SELECT eq.id, (SELECT max(checks.id) FROM checks WHERE checks.migration_id = eq.id and checks.old = 't') AS latest FROM migrations eq;
SELECT eq.id, (SELECT max(checks.id) FROM checks WHERE checks.migration_id = eq.id and checks.old = 'f') AS latest FROM migrations eq;
(I know that I get max(id) instead of max(time).)
In Rails I tried to fetch for each Migration the latest Record which resulted in the 1+n Problem. I'm not able to include all Checks because there are way to much of them.
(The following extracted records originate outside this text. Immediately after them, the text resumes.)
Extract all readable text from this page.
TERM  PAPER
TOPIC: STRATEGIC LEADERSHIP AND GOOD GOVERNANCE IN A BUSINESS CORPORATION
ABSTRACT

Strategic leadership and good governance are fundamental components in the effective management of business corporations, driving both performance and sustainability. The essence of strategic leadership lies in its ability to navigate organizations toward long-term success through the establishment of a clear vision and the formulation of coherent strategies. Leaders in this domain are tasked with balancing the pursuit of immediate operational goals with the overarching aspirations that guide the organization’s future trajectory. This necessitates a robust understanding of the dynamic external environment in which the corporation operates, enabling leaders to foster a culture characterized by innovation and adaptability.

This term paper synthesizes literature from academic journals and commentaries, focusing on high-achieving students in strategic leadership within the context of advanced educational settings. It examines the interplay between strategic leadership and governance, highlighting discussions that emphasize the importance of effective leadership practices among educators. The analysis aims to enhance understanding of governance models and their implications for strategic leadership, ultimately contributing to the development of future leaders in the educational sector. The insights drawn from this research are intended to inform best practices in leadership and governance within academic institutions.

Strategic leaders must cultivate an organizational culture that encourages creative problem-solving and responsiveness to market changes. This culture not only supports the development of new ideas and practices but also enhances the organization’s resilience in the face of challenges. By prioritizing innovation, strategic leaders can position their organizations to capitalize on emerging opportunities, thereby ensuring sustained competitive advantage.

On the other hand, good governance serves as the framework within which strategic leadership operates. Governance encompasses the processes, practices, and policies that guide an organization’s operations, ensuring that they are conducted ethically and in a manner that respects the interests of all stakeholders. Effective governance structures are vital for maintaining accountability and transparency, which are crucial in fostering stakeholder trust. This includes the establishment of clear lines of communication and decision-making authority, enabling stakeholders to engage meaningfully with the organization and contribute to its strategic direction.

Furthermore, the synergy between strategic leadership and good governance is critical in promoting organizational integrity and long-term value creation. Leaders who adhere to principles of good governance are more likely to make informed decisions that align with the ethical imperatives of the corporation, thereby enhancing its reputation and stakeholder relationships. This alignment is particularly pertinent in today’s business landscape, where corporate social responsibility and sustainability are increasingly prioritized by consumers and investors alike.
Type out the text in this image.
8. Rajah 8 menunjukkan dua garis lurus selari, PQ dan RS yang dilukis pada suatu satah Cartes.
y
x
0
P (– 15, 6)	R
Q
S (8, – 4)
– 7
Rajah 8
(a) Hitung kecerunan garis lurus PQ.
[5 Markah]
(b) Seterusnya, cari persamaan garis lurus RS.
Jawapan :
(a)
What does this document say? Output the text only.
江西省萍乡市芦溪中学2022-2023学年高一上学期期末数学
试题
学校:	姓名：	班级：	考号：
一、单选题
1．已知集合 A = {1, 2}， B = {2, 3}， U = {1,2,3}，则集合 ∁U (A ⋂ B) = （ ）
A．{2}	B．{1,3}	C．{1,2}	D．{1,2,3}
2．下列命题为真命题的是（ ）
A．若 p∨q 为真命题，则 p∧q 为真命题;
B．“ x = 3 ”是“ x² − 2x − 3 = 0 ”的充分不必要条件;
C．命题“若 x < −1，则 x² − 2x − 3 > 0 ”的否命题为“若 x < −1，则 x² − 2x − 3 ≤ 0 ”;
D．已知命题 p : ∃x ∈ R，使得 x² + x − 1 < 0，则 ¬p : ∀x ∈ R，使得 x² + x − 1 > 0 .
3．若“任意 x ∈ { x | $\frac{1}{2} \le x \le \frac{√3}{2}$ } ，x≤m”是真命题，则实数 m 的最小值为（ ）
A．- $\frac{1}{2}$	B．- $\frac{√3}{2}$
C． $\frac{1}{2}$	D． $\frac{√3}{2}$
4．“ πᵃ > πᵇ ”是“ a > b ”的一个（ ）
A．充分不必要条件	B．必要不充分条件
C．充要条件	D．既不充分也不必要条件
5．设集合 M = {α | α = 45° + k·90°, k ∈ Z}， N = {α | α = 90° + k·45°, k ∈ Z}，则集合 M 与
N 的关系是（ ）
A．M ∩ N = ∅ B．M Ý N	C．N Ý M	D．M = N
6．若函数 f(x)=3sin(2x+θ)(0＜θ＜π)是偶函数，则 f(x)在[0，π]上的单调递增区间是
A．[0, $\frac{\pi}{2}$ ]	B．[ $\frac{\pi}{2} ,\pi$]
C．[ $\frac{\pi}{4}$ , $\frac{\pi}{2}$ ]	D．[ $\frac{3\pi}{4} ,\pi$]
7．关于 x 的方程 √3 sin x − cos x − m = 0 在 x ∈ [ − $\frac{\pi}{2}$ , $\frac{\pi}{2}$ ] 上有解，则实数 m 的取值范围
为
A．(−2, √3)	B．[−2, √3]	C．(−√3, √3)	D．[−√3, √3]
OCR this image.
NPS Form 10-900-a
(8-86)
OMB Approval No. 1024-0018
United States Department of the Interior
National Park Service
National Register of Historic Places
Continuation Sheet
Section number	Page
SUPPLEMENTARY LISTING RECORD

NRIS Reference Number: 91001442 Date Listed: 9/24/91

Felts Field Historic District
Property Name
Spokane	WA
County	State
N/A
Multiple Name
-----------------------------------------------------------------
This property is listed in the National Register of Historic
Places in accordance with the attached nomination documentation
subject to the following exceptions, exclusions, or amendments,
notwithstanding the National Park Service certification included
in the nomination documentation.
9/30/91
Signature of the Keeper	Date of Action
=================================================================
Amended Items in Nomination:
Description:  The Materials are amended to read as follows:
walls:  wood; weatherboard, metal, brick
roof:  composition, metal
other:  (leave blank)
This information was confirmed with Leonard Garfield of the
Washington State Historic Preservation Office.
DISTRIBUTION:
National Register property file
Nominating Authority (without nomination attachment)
A simple solution with the Postgres specific DISTINCT ON:
Query 1 ("for each migration the check with the biggest time where old is true"):
SELECT DISTINCT ON (migration_id)
migration_id, id AS check_id, old, ok, time
FROM checks
WHERE old
ORDER BY migration_id, time DESC;
Invert the the WHERE condition for Query 2:
...
WHERE NOT old
...
Details:
Select first row in each GROUP BY group?
But if you want better read performance with big tables, use JOIN LATERAL (Postgres 9.2+, standard SQL), building on a multicolumn index like:
CREATE INDEX checks_special_idx ON checks(old, migration_id, time DESC);
Query 1:
SELECT m.id AS migration_id
, c.id AS check_id, c.old, c.ok, c.time
FROM migrations m
-- FROM (SELECT id FROM migrations LIMIT 150) m
JOIN LATERAL (
SELECT id, old, ok, time
FROM checks
WHERE migration_id = m.id
AND old
ORDER BY time DESC
LIMIT 1
) c ON TRUE;
Switch the condition on old again for query 2.
For an unspecified "maximum of 150 migrations", use the commented alternative line.
Details:
Optimize GROUP BY query to retrieve latest record per user
SQL Fiddle.
Aside: don't use "time" as identifier. It's a reserved word in standard SQL and a basic type name in Postgres.